The High Court in Kampala yesterday started hearing bail applications of 50suspected capital offenders in a special session that will end on Friday this week.
The suspects include the jailed Nakawa Division MP Michael Kabaziguruka who is facing treacherycharges before the General Court Martial. Justice Yasin Nyanzi is presiding over the session. MP Kabaziguruka will appear before the judge on Thursday for the hearing of his bail application.
Another key suspect is a Makerere University professor Christopher Bakuneta who is accused of raping his student in April this year. Mr Bakuneta, a lecturer at the department of Natural Sciences at Makerere, yesterday presented three sureties and prayed to Justice Nyanzi to release him on a non-cash bail.

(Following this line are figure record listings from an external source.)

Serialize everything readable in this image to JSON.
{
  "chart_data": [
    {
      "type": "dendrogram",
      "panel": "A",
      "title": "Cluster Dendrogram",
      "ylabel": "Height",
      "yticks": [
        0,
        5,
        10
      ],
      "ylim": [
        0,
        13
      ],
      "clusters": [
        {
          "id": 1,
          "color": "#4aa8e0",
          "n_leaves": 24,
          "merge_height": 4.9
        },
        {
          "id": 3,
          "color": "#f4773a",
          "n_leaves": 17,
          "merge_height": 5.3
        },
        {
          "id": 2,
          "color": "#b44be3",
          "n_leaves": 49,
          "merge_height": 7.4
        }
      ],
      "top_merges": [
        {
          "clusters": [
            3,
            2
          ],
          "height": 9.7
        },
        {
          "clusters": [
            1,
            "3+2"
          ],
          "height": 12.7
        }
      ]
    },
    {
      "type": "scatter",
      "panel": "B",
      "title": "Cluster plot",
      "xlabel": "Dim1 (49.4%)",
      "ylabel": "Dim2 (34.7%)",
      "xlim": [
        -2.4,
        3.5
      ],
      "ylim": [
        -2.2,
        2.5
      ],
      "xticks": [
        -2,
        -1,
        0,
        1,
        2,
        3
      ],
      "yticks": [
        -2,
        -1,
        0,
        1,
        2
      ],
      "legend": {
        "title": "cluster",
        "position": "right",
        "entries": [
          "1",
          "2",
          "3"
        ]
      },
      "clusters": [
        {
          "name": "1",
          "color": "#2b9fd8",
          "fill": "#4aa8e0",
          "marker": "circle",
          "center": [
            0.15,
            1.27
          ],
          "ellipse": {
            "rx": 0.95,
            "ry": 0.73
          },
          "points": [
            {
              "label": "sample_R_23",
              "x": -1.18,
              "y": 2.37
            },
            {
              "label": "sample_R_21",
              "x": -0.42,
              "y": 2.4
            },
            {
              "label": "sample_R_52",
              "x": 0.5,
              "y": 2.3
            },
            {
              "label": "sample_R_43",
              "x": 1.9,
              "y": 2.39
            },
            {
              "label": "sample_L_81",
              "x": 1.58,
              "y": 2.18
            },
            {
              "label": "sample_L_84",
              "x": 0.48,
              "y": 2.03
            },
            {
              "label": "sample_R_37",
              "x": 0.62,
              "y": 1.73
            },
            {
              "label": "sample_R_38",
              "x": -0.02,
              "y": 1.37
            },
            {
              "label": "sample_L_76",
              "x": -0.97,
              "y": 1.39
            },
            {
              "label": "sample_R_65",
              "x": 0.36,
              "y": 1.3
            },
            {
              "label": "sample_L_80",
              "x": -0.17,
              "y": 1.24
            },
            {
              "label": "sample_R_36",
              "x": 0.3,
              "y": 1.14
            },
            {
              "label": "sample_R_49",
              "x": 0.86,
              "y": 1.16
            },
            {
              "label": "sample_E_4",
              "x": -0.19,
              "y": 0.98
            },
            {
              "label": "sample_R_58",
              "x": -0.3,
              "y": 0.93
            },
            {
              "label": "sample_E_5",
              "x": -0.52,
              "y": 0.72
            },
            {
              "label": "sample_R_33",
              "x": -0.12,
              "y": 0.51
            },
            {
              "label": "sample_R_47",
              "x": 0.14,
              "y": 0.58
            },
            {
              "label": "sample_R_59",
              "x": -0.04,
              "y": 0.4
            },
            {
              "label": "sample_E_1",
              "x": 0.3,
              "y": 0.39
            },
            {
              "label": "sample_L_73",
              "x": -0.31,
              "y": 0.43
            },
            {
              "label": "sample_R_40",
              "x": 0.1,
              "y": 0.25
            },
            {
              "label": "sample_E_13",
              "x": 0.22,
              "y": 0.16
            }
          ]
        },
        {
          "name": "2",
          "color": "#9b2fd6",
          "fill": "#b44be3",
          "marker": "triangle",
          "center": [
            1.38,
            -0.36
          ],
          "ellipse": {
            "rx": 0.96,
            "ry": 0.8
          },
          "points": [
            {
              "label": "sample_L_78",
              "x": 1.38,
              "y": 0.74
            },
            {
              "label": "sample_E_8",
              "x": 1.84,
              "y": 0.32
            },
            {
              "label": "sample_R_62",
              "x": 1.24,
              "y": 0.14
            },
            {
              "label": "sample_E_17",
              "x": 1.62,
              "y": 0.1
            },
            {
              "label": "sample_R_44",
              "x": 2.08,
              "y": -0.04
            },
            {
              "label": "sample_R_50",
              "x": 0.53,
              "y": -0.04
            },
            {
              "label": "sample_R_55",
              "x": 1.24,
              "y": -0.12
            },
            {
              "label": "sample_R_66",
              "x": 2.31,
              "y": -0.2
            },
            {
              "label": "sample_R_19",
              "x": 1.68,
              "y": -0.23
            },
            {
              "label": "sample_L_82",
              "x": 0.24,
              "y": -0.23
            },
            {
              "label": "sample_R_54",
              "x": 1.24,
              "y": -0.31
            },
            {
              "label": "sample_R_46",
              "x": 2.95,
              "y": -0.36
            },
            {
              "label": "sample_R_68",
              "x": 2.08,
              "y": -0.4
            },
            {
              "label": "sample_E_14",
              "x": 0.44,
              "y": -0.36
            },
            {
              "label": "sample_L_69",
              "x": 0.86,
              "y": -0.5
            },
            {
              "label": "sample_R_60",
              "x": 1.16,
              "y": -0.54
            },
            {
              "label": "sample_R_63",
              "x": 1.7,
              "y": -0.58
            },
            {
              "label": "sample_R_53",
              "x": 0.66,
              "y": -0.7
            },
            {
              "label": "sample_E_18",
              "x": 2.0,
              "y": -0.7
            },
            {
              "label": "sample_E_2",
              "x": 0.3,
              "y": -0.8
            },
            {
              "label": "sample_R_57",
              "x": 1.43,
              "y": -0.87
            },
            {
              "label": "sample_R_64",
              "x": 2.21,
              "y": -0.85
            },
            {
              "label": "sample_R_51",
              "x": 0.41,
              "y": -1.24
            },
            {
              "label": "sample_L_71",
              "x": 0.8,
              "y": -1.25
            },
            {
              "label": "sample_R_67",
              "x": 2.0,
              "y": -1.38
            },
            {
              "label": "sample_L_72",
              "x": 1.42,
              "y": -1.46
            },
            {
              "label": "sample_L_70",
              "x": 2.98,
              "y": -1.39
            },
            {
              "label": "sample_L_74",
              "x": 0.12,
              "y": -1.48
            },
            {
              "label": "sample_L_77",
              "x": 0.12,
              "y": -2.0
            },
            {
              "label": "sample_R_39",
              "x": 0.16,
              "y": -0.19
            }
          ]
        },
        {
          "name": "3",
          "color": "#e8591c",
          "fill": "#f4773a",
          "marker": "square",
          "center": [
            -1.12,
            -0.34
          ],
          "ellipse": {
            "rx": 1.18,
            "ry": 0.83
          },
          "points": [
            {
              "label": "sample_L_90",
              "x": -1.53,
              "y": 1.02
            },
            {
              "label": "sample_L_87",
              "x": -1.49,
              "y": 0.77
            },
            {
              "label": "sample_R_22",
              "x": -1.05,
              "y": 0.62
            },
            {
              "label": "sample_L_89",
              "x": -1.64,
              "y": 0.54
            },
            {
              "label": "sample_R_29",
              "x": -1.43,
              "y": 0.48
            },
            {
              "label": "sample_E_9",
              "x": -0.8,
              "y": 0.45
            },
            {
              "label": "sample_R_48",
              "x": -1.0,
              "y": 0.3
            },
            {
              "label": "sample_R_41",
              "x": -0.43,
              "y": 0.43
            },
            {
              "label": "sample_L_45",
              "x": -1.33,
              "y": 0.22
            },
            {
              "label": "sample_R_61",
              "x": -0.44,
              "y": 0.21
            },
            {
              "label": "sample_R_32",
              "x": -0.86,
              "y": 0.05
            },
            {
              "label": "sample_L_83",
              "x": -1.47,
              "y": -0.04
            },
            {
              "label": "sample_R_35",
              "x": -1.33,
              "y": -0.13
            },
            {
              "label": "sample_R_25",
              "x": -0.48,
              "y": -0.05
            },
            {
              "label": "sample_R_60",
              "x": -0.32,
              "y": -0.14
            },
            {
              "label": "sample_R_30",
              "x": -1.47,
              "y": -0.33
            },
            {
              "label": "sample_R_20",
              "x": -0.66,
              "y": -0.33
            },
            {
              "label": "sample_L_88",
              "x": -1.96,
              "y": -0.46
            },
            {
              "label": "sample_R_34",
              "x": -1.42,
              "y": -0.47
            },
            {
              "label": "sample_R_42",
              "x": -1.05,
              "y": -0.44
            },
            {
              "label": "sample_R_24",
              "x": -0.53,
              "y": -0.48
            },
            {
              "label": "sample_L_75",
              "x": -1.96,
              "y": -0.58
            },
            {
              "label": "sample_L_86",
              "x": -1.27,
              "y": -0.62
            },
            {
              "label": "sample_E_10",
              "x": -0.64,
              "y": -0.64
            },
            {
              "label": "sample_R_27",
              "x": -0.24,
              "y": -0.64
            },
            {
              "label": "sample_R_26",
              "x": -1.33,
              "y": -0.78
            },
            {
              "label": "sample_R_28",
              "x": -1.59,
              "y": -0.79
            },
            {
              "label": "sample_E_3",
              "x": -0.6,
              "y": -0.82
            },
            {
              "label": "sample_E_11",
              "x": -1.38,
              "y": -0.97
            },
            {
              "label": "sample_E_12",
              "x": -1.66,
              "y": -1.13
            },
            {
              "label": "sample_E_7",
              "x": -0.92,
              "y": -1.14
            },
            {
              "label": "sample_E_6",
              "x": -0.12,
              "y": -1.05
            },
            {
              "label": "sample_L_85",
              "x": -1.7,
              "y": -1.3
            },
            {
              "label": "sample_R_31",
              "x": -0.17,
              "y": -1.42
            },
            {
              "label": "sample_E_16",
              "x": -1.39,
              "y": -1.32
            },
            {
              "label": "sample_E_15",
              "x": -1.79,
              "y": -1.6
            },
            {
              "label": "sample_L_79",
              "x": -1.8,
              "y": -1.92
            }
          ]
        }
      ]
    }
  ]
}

“Your honour I have spent five months on remand at Luzira prison without pay. I cannot pay a cash bail,” Mr Bakuneta submitted.
The same court has also set tomorrow for the hearing of an application by Ruhinda County MP Capt. Donozio Kahonda (retired) who is seeking the High Court to quash criminal proceedings instituted against him in Jinja Magistrate’s Court in Octoberlast year.
Kahonda is accused of forgery and uttering false documents at the Military Academy in Jinja district in November 2001. He denies the charges.
Other suspects who have applied for bail are on charges of murder, aggravated defilement and robbery. They told court yesterday that they had spent more than three years on remand without trial.
There was tension before court yesterday morning as relatives came to stand sureties for aggravated defilement suspect Suleiman Mayanja. However prison authorities from both Luzira and Kigo prisons denied having Mayanja in their custody.
This promoted Justice Nyanzi to issue a directive ordering Kigo prison administration where the relatives last saw Mayanja in June this year to produce him before court today without fail.
Hearing of the suspects’ bail applications continues today.
At the end of the special session on Friday, Justice Nyanzi is expected to deliver his verdict on whether to allow or reject their bail applications.